From soldier to model farmer

Teba, in Gihango sector, is a small village in the Western District of Rutsiro with about 200 households. It is home to Francois Bapfakwita, a farmer whose success story is a unique rise from zero to a model businessman.   Unlike most of the subsistence farmers in the area, Bapfakwita practises modern farming in both crop and animal husbandry on a large scale.  Every year, he generates a gross income of around Rwf6 million from his cows. This agricultural season, he planted maize on four hectares of land where he estimates to fetch some Rwf2 million.

Teba, in Gihango sector, is a small village in the Western District of Rutsiro with about 200 households. It is home to Francois Bapfakwita, a farmer whose success story is a unique rise from zero to a model businessman. 

Unlike most of the subsistence farmers in the area, Bapfakwita practises modern farming in both crop and animal husbandry on a large scale.

Every year, he generates a gross income of around Rwf6 million from his cows. This agricultural season, he planted maize on four hectares of land where he estimates to fetch some Rwf2 million.

When I met Bapfakwita at his cow shed where about ten employees work on a daily basis, he explained how the rise to his recognition as an exemplary farmer has not been smooth.

Dressed in a pair of grey trousers and a dark blue jacket, both his hands energetically plucking at the edge of a feeding trough, he seldom stands straight and when he does, it is to answer a telephone call. That is the state in which I found him.

He began to narrate his extraordinary story.

Born in 1960, Bapfakwita’ began from scratch when he joined the army at the age of 18. He could guess very little about his future successful life as a farmer.

Away from the care and company of his parents, his childhood was punctuated with many ups and downs.

“I served the army for over 16 years. We later fled to the DR Congo during the 1994 Genocide against the Tutsi but returned shortly after,” he said.

Upon returning from exile in 1997, Bapfakwita remembers starting his farming business with a single cow.

As years went by, he recalls receiving an exotic bull from the Ministry of Agriculture in 2005 recognising him as one of the exemplary farmers at the time.

“The community members were able to get 46 cross breeds as a result. I got some exotic siblings too and that’s how I managed to start the project of animal husbandry,” he said.

At that stage, Bapfakwita approached Rwanda Development Bank (BRD) seeking for a loan to further improve his agricultural business.
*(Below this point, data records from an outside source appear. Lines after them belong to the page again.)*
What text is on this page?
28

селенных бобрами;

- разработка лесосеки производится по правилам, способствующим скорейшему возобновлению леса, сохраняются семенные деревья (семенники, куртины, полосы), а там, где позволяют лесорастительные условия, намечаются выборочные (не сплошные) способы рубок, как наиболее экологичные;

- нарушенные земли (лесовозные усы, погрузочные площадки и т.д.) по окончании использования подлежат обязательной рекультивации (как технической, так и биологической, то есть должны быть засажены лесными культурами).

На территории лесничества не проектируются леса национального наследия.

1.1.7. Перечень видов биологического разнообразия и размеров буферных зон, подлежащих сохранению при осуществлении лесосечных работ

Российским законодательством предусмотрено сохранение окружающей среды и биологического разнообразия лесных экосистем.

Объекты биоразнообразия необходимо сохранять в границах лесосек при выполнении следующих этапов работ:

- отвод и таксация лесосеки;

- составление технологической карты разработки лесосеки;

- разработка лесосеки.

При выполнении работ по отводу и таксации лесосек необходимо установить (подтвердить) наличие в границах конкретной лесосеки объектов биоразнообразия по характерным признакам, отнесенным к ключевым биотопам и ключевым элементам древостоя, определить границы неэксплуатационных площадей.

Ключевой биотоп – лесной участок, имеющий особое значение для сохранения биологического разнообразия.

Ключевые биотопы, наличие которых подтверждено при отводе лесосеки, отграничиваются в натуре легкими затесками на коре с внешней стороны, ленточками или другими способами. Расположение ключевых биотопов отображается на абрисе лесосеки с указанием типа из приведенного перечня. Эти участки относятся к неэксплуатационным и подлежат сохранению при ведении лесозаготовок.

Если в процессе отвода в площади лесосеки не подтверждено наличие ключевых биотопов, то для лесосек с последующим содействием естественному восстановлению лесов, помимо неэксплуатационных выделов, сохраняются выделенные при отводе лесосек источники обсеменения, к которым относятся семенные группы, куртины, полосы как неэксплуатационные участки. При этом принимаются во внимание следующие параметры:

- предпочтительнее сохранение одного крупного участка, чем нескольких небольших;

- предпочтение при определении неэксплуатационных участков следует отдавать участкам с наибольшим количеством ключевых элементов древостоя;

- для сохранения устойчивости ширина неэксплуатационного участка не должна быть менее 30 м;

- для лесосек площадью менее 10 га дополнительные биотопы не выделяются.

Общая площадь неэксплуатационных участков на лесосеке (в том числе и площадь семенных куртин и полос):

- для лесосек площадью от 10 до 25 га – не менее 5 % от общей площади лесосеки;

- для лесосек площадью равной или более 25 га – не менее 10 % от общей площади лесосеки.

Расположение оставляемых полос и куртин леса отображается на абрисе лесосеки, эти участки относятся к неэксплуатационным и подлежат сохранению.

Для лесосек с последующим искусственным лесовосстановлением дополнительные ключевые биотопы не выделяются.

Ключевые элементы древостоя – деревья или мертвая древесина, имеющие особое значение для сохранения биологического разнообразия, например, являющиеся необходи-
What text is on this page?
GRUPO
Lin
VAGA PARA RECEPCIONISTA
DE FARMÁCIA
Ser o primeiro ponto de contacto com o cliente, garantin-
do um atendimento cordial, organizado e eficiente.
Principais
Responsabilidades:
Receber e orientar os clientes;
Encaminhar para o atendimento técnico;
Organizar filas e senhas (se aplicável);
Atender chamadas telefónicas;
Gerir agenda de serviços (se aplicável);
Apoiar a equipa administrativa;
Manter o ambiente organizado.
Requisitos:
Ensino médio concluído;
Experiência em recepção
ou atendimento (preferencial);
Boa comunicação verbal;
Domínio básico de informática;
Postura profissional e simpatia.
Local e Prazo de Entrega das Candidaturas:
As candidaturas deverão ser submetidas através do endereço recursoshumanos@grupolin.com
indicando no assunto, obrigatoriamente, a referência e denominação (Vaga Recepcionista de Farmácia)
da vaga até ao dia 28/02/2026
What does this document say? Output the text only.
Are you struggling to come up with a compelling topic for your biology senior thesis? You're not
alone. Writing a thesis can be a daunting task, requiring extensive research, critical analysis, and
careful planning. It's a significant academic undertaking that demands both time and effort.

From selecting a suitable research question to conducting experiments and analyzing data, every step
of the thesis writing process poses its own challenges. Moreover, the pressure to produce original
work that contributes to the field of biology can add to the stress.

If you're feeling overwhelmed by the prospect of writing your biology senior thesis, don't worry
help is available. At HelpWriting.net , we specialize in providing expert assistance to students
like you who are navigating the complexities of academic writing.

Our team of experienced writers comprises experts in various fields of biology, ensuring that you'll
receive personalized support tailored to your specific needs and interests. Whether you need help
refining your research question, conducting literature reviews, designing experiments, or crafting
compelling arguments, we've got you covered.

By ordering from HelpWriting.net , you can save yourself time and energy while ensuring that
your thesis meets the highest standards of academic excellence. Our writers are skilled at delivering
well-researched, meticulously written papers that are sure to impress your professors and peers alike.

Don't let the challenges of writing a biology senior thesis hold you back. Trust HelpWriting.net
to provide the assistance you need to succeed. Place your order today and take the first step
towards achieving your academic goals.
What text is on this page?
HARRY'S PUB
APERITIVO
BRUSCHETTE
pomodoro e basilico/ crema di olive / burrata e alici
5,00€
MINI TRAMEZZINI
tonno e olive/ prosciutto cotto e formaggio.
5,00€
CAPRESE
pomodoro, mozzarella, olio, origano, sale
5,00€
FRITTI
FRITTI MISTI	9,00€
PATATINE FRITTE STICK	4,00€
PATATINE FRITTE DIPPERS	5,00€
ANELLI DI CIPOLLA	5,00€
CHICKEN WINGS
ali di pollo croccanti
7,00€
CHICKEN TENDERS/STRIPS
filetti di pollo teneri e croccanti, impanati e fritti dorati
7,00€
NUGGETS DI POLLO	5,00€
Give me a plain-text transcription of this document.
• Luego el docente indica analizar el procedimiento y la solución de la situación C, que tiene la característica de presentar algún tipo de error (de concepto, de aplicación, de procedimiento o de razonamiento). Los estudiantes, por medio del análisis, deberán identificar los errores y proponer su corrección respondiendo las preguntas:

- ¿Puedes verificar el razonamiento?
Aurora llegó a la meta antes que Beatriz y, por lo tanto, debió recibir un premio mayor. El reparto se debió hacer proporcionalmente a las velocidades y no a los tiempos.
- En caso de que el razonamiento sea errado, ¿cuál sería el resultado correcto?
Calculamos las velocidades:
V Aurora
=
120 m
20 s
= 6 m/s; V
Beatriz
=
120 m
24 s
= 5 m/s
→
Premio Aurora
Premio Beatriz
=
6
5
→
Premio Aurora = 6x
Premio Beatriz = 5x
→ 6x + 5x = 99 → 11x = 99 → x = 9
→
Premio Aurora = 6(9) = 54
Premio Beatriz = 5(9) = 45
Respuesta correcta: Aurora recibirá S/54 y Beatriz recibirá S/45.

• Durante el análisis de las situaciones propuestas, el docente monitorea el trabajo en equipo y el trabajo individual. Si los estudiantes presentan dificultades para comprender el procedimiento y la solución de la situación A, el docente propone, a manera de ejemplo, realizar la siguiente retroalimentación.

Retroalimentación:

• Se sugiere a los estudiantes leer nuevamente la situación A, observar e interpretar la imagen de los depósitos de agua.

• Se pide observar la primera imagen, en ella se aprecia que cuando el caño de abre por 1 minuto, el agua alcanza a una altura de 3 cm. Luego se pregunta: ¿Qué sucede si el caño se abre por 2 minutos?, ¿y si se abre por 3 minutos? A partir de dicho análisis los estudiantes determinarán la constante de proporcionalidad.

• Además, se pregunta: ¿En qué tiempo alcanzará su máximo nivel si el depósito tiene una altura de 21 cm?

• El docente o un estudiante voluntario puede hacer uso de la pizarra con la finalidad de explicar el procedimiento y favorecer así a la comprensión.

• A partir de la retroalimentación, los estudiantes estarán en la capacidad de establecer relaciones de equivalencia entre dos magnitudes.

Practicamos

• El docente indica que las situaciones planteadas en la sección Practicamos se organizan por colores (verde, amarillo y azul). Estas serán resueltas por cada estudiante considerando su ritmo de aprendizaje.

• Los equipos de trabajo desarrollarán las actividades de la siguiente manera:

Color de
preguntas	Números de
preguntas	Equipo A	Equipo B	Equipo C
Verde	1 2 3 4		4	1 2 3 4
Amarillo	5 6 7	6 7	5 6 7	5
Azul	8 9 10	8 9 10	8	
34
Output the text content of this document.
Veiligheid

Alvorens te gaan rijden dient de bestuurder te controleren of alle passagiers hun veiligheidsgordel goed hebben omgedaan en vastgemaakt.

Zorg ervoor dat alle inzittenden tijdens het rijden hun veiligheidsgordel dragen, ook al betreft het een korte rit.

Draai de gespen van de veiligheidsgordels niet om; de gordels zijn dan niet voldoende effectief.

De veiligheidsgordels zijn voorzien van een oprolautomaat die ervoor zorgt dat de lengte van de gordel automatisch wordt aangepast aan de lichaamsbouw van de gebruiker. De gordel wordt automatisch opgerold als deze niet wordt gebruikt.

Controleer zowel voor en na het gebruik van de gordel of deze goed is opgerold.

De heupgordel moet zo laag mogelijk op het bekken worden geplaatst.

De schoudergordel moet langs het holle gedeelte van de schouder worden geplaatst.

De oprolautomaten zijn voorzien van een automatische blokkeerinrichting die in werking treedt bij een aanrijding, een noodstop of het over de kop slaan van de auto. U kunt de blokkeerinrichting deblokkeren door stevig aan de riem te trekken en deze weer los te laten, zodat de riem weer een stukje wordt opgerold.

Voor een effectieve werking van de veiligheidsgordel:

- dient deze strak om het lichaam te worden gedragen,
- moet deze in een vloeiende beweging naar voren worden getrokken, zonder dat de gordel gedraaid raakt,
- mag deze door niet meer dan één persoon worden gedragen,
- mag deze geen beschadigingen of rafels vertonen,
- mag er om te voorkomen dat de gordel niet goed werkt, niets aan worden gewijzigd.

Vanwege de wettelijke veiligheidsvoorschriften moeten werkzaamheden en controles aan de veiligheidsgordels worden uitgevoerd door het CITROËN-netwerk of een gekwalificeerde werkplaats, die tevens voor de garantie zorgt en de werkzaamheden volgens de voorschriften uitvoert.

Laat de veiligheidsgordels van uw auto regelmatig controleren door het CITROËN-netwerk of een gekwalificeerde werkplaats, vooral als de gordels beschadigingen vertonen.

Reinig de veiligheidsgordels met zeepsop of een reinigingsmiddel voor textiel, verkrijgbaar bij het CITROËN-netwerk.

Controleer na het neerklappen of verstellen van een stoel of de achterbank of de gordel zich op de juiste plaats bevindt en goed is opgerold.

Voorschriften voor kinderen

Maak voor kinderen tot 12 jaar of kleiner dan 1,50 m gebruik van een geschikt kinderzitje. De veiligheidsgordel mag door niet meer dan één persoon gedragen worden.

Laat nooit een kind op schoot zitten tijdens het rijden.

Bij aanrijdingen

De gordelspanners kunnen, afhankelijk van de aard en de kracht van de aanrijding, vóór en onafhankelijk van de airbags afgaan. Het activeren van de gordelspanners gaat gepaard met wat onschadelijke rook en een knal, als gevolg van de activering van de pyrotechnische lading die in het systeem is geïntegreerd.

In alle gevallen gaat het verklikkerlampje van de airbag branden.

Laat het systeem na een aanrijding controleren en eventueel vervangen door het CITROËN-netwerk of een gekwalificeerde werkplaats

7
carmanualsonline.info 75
When eventually he acquired the Rwf20 million loan, Bapfakwita bought 10 other hybrid cows and he has since then never looked back.

Despite his success, the father of five reckons that most farmers lack the basic knowledge on proper agricultural practices otherwise the average yield each season would increase.

He revealed that one of the secrets behind his success is the practice and implementation of modern farming methods and guidelines provided by experts.

As a way of contributing towards the promotion of food security and elimination of poverty amongst the local population, Bapfakwita intends to distribute some of his cows to his neighbours.

“Once the number of the cows increases to a significant level, I will distribute them to my needy neighbors under similar condition as those of “Girinka” programme,” he pledged.

“Girinka” is a programme inspired by the Rwandan culture and initiated by President Paul Kagame in 2006. It aims at enabling every poor household to own and manage an improved dairy cow.

This would help the family to better their livelihood through increased milk and meat production and to improve soil fertility of their land for their crops using the available manure.

Bapfakwita thinks that his future ambition will not only improve the nutrition, but also increase the earnings of beneficiaries from milk and other milk products.

“I have personally benefitted from the sale of animal products such as meat and manure. I have no doubt that it will help to improve the community around me,” he says.

I didn’t hide my curiosity about this and Bapfakwita later told me of his constant desire to participate in the development of the society around him.

I further couldn’t stop wondering what such an elderly but energetic man like him had done to elevate his neighbours and was surprised by how he introduced electricity in his home village.

“I introduced the idea of forming an association of 44 people and we collected Rwf9 million to spearhead the campaign. With the support of well-wishers and other developmental partners, we were able to get electricity,” he proudly said.

In addition to his farming business, Bapfakwita owns a modern brick furnace which has also helped the local community in various construction activities.

For all the he owns, Bapfakwita is grateful for the support offered by local leaders especially in the agricultural department though he thinks that it’s not yet a ‘bed of roses’.

He says that the quantity of milk produced from the farm is too much compared to the demand from the nearby community.

“It has now become an obligation to travel long distances in search of clients. The demand rate is way lower than the supply rate,” he lamented

But higher yields and greater ambitions mean that Bapfakwita has become an exemplary famer possessing physical proof of his improved livelihood and the community around him.